Southern Railway Co. v. King
Headline: Affirms that Georgia law requiring trains to sound a whistle and check speed at crossings may be enforced because the railroad failed to show how the rule unlawfully burdened interstate travel.
Holding:
- Allows states to enforce local train-safety rules absent specific factual proof of interstate burden.
- Requires railroads to plead and prove specific facts before claiming a state law burdens interstate commerce.

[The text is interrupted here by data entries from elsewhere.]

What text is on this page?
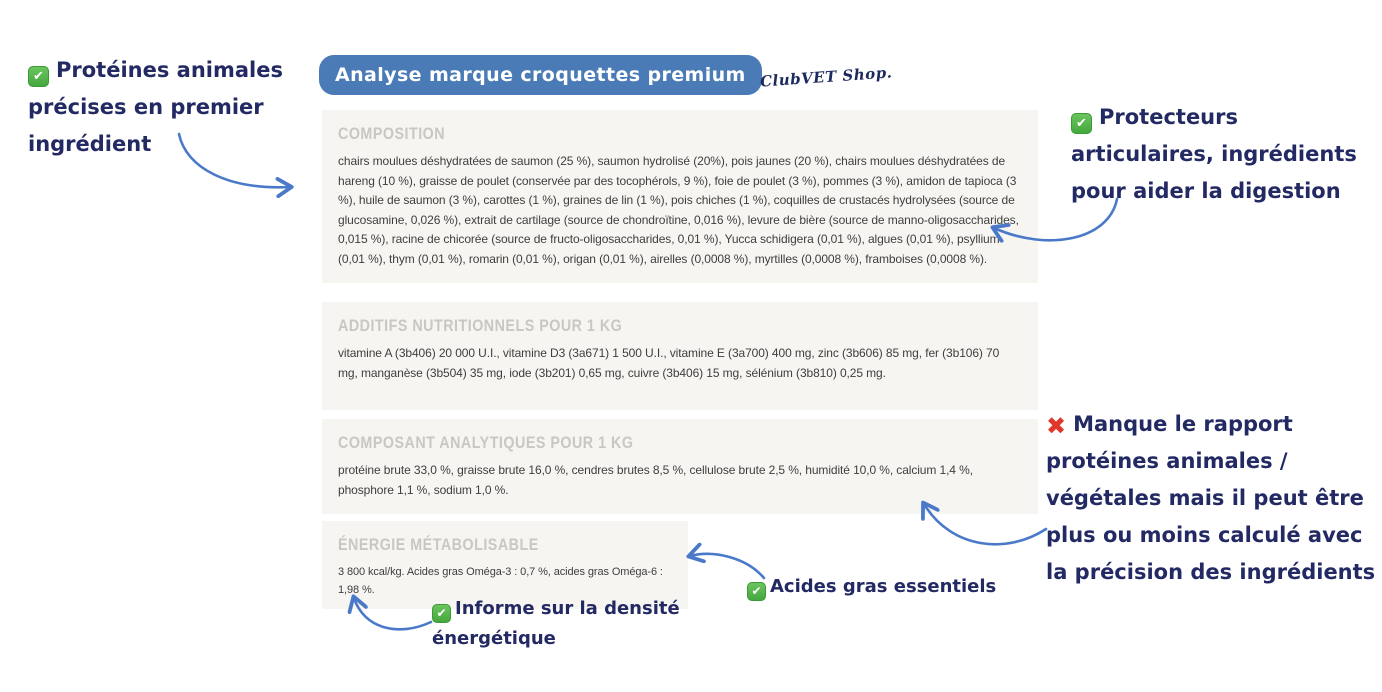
Analyse marque croquettes premium ClubVET Shop.
COMPOSITION
chairs moulues déshydratées de saumon (25 %), saumon hydrolisé (20%), pois jaunes (20 %), chairs moulues déshydratées de hareng (10 %), graisse de poulet (conservée par des tocophérols, 9 %), foie de poulet (3 %), pommes (3 %), amidon de tapioca (3 %), huile de saumon (3 %), carottes (1 %), graines de lin (1 %), pois chiches (1 %), coquilles de crustacés hydrolysées (source de glucosamine, 0,026 %), extrait de cartilage (source de chondroïtine, 0,016 %), levure de bière (source de manno-oligosaccharides, 0,015 %), racine de chicorée (source de fructo-oligosaccharides, 0,01 %), Yucca schidigera (0,01 %), algues (0,01 %), psyllium (0,01 %), thym (0,01 %), romarin (0,01 %), origan (0,01 %), airelles (0,0008 %), myrtilles (0,0008 %), framboises (0,0008 %).
ADDITIFS NUTRITIONNELS POUR 1 KG
vitamine A (3b406) 20 000 U.I., vitamine D3 (3a671) 1 500 U.I., vitamine E (3a700) 400 mg, zinc (3b606) 85 mg, fer (3b106) 70 mg, manganèse (3b504) 35 mg, iode (3b201) 0,65 mg, cuivre (3b406) 15 mg, sélénium (3b810) 0,25 mg.
COMPOSANT ANALYTIQUES POUR 1 KG
protéine brute 33,0 %, graisse brute 16,0 %, cendres brutes 8,5 %, cellulose brute 2,5 %, humidité 10,0 %, calcium 1,4 %, phosphore 1,1 %, sodium 1,0 %.
ÉNERGIE MÉTABOLISABLE
3 800 kcal/kg. Acides gras Oméga-3 : 0,7 %, acides gras Oméga-6 : 1,98 %.
✔ Protéines animales
précises en premier
ingrédient
✔ Protecteurs
articulaires, ingrédients
pour aider la digestion
✖ Manque le rapport
protéines animales /
végétales mais il peut être
plus ou moins calculé avec
la précision des ingrédients
✔ Acides gras essentiels
✔ Informe sur la densité
énergétique
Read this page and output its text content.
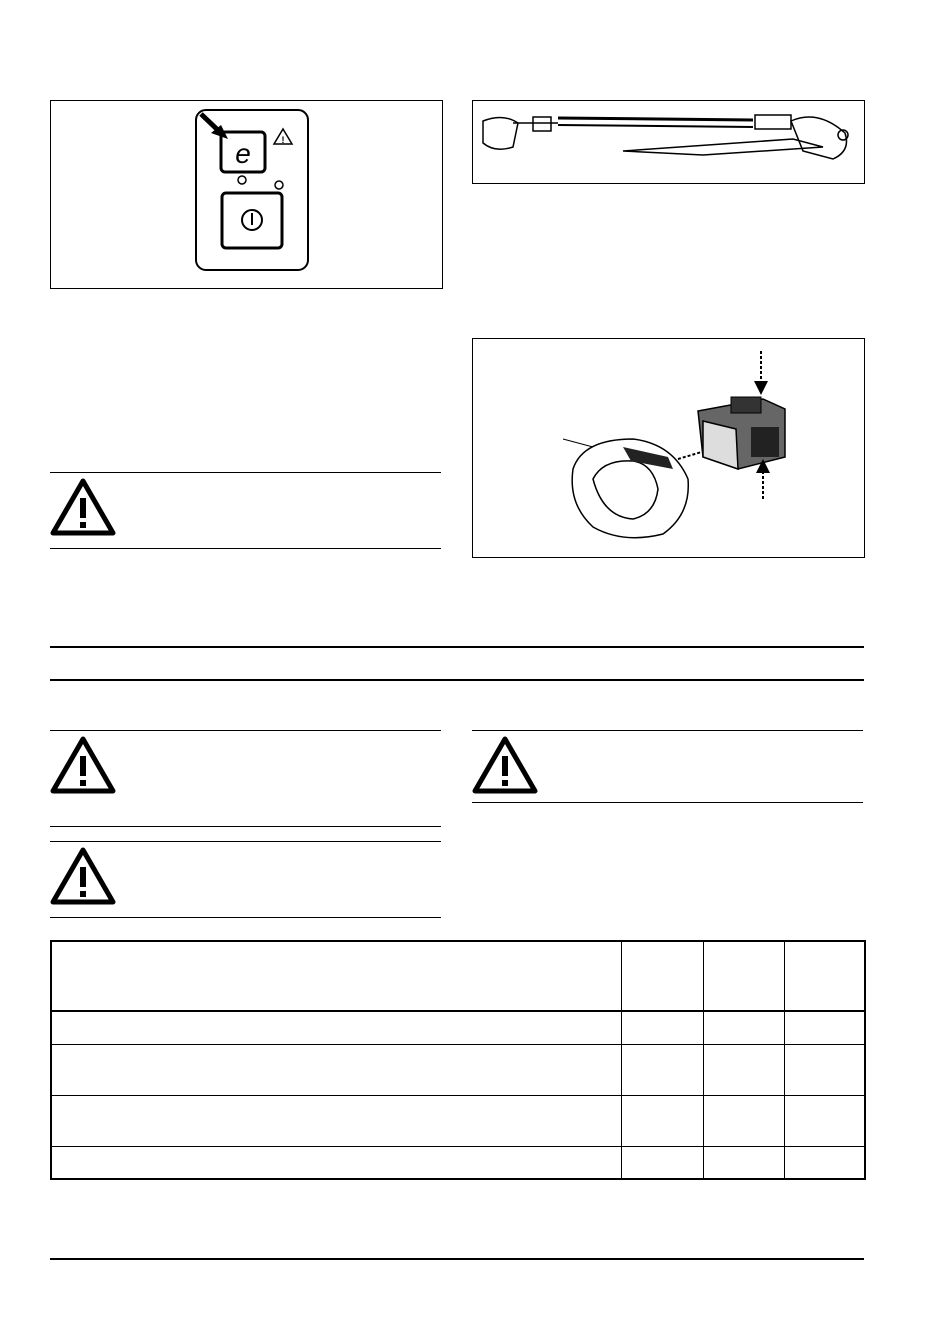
e	!
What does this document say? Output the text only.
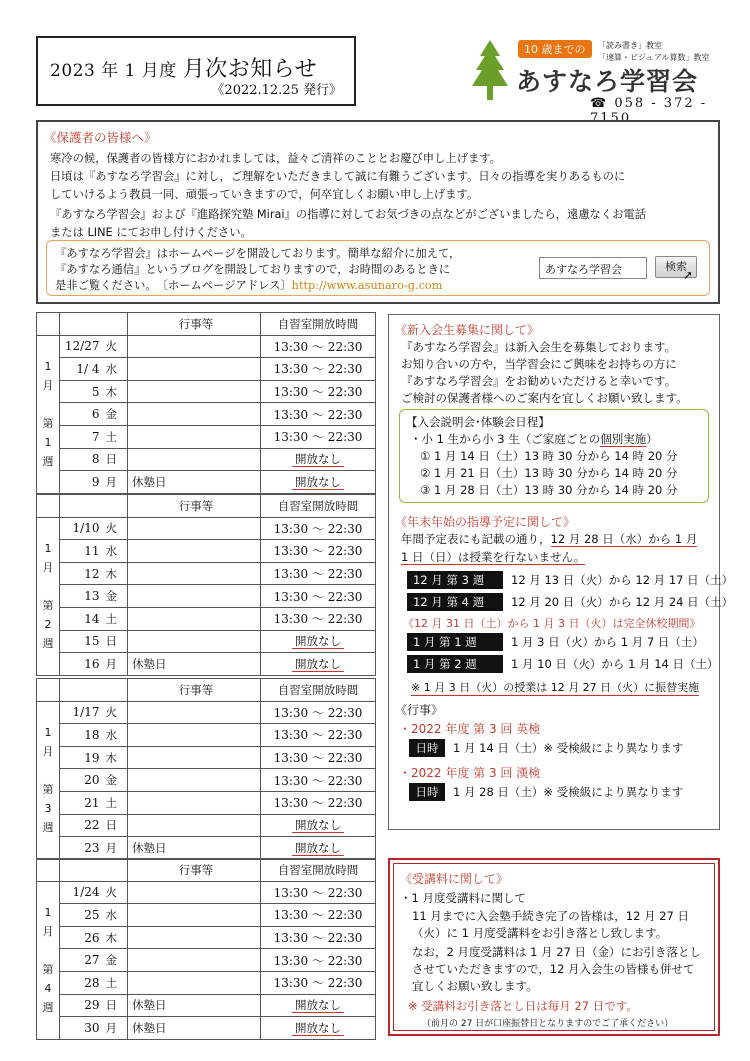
2023 年 1 月度 月次お知らせ
《2022.12.25 発行》
10 歳までの	「読み書き」教室
「速算・ビジュアル算数」教室
あすなろ学習会
☎ 058 - 372 - 7150
《保護者の皆様へ》
寒冷の候，保護者の皆様方におかれましては，益々ご清祥のこととお慶び申し上げます。
日頃は『あすなろ学習会』に対し，ご理解をいただきまして誠に有難うございます。日々の指導を実りあるものに
していけるよう教員一同、頑張っていきますので，何卒宜しくお願い申し上げます。
『あすなろ学習会』および『進路探究塾 Mirai』の指導に対してお気づきの点などがございましたら，遠慮なくお電話
または LINE にてお申し付けください。
『あすなろ学習会』はホームページを開設しております。簡単な紹介に加えて，
『あすなろ通信』というブログを開設しておりますので，お時間のあるときに
是非ご覧ください。　〔ホームページアドレス〕http://www.asunaro-g.com
あすなろ学習会	検索
➚
			行事等	自習室開放時間
1
月

第
1
週	12/27	火		13:30 ～ 22:30
	1/ 4	水		13:30 ～ 22:30
	5	木		13:30 ～ 22:30
	6	金		13:30 ～ 22:30
	7	土		13:30 ～ 22:30
	8	日		開放なし
	9	月	休塾日	開放なし
			行事等	自習室開放時間
1
月

第
2
週	1/10	火		13:30 ～ 22:30
	11	水		13:30 ～ 22:30
	12	木		13:30 ～ 22:30
	13	金		13:30 ～ 22:30
	14	土		13:30 ～ 22:30
	15	日		開放なし
	16	月	休塾日	開放なし
			行事等	自習室開放時間
1
月

第
3
週	1/17	火		13:30 ～ 22:30
	18	水		13:30 ～ 22:30
	19	木		13:30 ～ 22:30
	20	金		13:30 ～ 22:30
	21	土		13:30 ～ 22:30
	22	日		開放なし
	23	月	休塾日	開放なし
			行事等	自習室開放時間
1
月

第
4
週	1/24	火		13:30 ～ 22:30
	25	水		13:30 ～ 22:30
	26	木		13:30 ～ 22:30
	27	金		13:30 ～ 22:30
	28	土		13:30 ～ 22:30
	29	日	休塾日	開放なし
	30	月	休塾日	開放なし
《新入会生募集に関して》
『あすなろ学習会』は新入会生を募集しております。
お知り合いの方や，当学習会にご興味をお持ちの方に
『あすなろ学習会』をお勧めいただけると幸いです。
ご検討の保護者様へのご案内を宜しくお願い致します。
【入会説明会･体験会日程】
・小 1 生から小 3 生（ご家庭ごとの個別実施）
① 1 月 14 日（土）13 時 30 分から 14 時 20 分
② 1 月 21 日（土）13 時 30 分から 14 時 20 分
③ 1 月 28 日（土）13 時 30 分から 14 時 20 分
《年末年始の指導予定に関して》
年間予定表にも記載の通り，12 月 28 日（水）から 1 月
1 日（日）は授業を行ないません。
12 月 第 3 週	12 月 13 日（火）から 12 月 17 日（土）
12 月 第 4 週	12 月 20 日（火）から 12 月 24 日（土）
《12 月 31 日（土）から 1 月 3 日（火）は完全休校期間》
1 月 第 1 週	1 月 3 日（火）から 1 月 7 日（土）
1 月 第 2 週	1 月 10 日（火）から 1 月 14 日（土）
※ 1 月 3 日（火）の授業は 12 月 27 日（火）に振替実施
《行事》
・2022 年度 第 3 回 英検
日時	1 月 14 日（土）※ 受検級により異なります
・2022 年度 第 3 回 漢検
日時	1 月 28 日（土）※ 受検級により異なります
《受講料に関して》
・1 月度受講料に関して
11 月までに入会塾手続き完了の皆様は，12 月 27 日
（火）に 1 月度受講料をお引き落とし致します。
なお，2 月度受講料は 1 月 27 日（金）にお引き落とし
させていただきますので，12 月入会生の皆様も併せて
宜しくお願い致します。
※ 受講料お引き落とし日は毎月 27 日です。
（前月の 27 日が口座振替日となりますのでご了承ください）
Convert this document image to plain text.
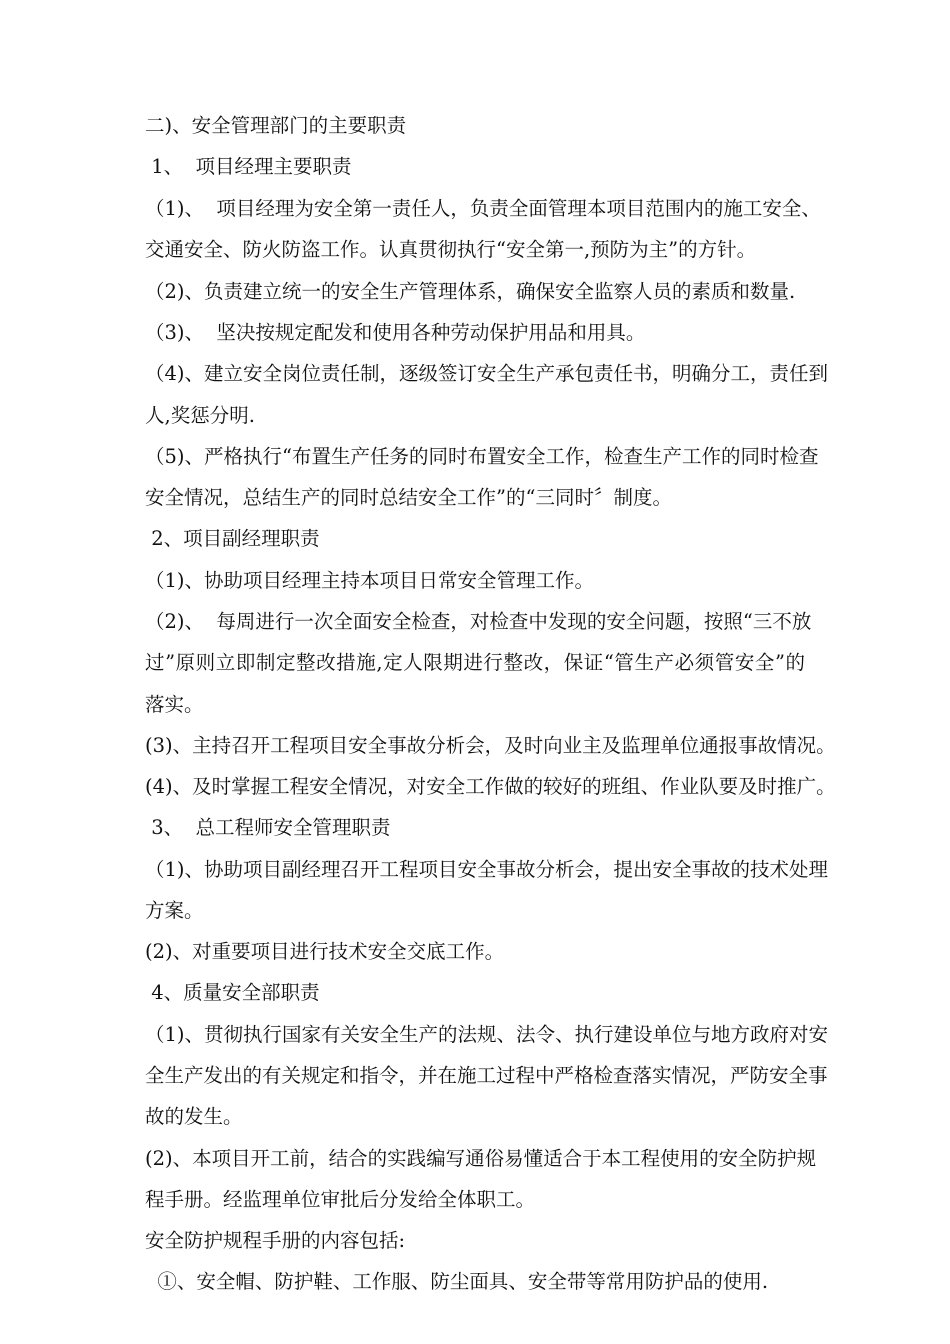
二)、安全管理部门的主要职责
1、  项目经理主要职责
（1)、  项目经理为安全第一责任人，负责全面管理本项目范围内的施工安全、
交通安全、防火防盗工作。认真贯彻执行“安全第一,预防为主”的方针。
（2)、负责建立统一的安全生产管理体系，确保安全监察人员的素质和数量.
（3)、  坚决按规定配发和使用各种劳动保护用品和用具。
（4)、建立安全岗位责任制，逐级签订安全生产承包责任书，明确分工，责任到
人,奖惩分明.
（5)、严格执行“布置生产任务的同时布置安全工作，检查生产工作的同时检查
安全情况，总结生产的同时总结安全工作”的“三同时〞制度。
2、项目副经理职责
（1)、协助项目经理主持本项目日常安全管理工作。
（2)、  每周进行一次全面安全检查，对检查中发现的安全问题，按照“三不放
过”原则立即制定整改措施,定人限期进行整改，保证“管生产必须管安全”的
落实。
(3)、主持召开工程项目安全事故分析会，及时向业主及监理单位通报事故情况。
(4)、及时掌握工程安全情况，对安全工作做的较好的班组、作业队要及时推广。
3、  总工程师安全管理职责
（1)、协助项目副经理召开工程项目安全事故分析会，提出安全事故的技术处理
方案。
(2)、对重要项目进行技术安全交底工作。
4、质量安全部职责
（1)、贯彻执行国家有关安全生产的法规、法令、执行建设单位与地方政府对安
全生产发出的有关规定和指令，并在施工过程中严格检查落实情况，严防安全事
故的发生。
(2)、本项目开工前，结合的实践编写通俗易懂适合于本工程使用的安全防护规
程手册。经监理单位审批后分发给全体职工。
安全防护规程手册的内容包括:
①、安全帽、防护鞋、工作服、防尘面具、安全带等常用防护品的使用.
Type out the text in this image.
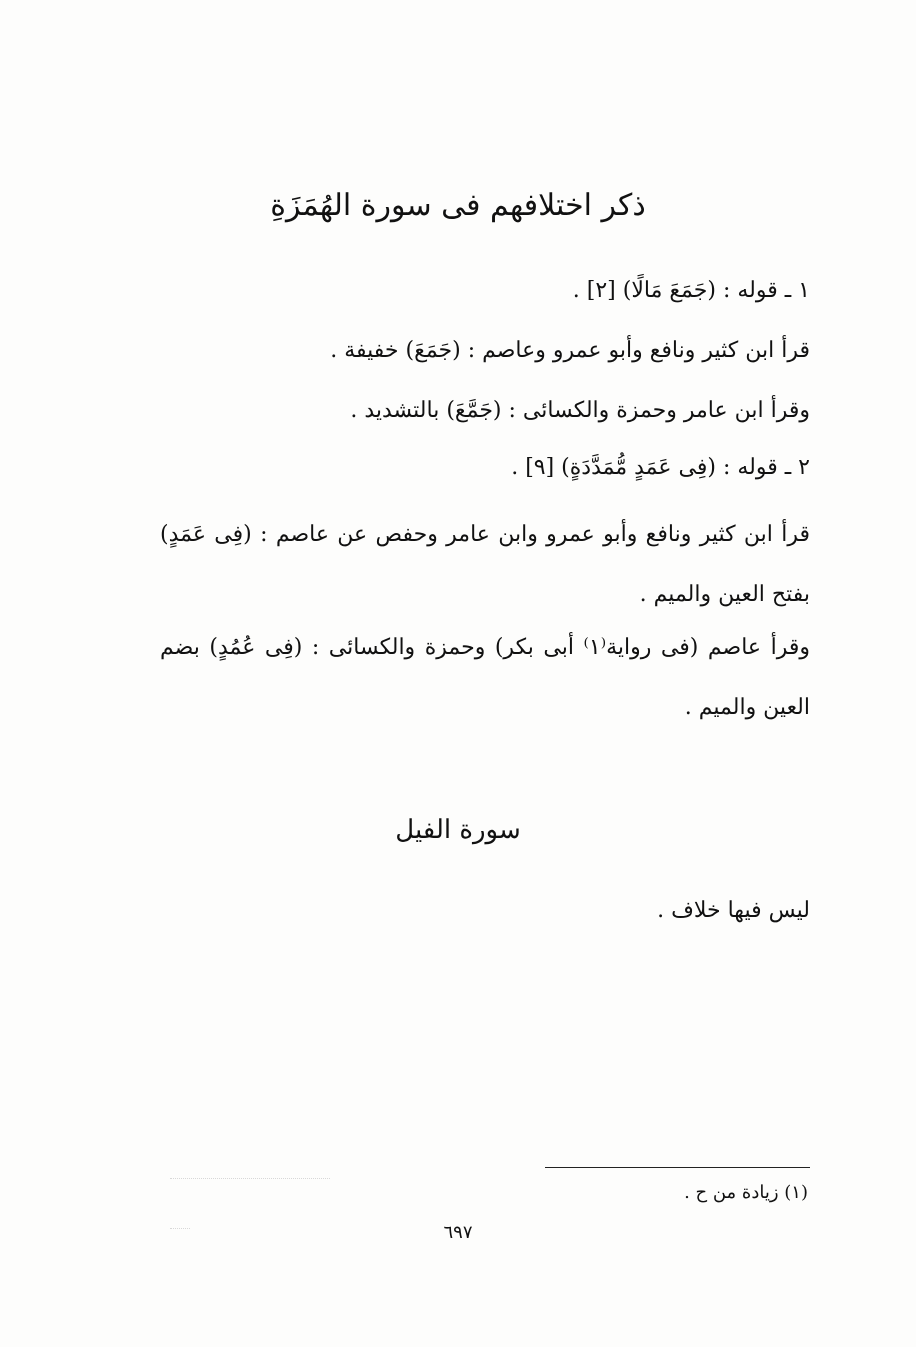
ذكر اختلافهم فى سورة الهُمَزَةِ
١ ـ قوله : (جَمَعَ مَالًا) [٢] .
قرأ ابن كثير ونافع وأبو عمرو وعاصم : (جَمَعَ) خفيفة .
وقرأ ابن عامر وحمزة والكسائى : (جَمَّعَ) بالتشديد .
٢ ـ قوله : (فِى عَمَدٍ مُّمَدَّدَةٍ) [٩] .
قرأ ابن كثير ونافع وأبو عمرو وابن عامر وحفص عن عاصم : (فِى عَمَدٍ) بفتح العين والميم .
وقرأ عاصم (فى رواية⁽١⁾ أبى بكر) وحمزة والكسائى : (فِى عُمُدٍ) بضم العين والميم .
سورة الفيل
ليس فيها خلاف .
(١) زيادة من ح .
٦٩٧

- Leaves the statute’s ultimate constitutionality unresolved until facts are shown.
Summary
Background
A widow, Josephine King, sued a railroad for her husband’s wrongful death at a highway-rail crossing, and Inez King sued for injuries from the same incident. Both suits alleged the railroad violated a Georgia law (§2222) requiring posts 400 yards from crossings and that engineers blow the whistle and “check and keep checking” speed so a train could stop if someone was on the track. The cases went to federal court, verdicts were entered against the railroad, and appeals followed to the Supreme Court.
Reasoning
The railroad argued the Georgia law unlawfully burdened interstate commerce and so could not apply to interstate trains. It filed an amended answer claiming compliance would make interstate service, including carrying the mails, impossible, and tried to offer proof about many crossings and delay times. The trial court struck the amendment and excluded the offered testimony. The Supreme Court agreed the amendment contained only conclusions and failed to allege the specific facts needed to show the law’s unreasonable effect on interstate commerce, so the demurrer was properly sustained and the judgments stood.
Real world impact
The decision lets state safety rules like Georgia’s be enforced unless a carrier clearly pleads and proves how a rule unreasonably burdens interstate service. Because the Court resolved a pleading and proof issue, it did not finally decide whether the statute is unconstitutional on the merits; that question would require the specific factual showing the railroad failed to provide.
Dissents or concurrances
Justice Holmes (joined by Justice White) dissented, arguing the railroad’s factual allegations and its offer of proof should have been heard, and that excluding them denied a fair chance to decide the constitutional question.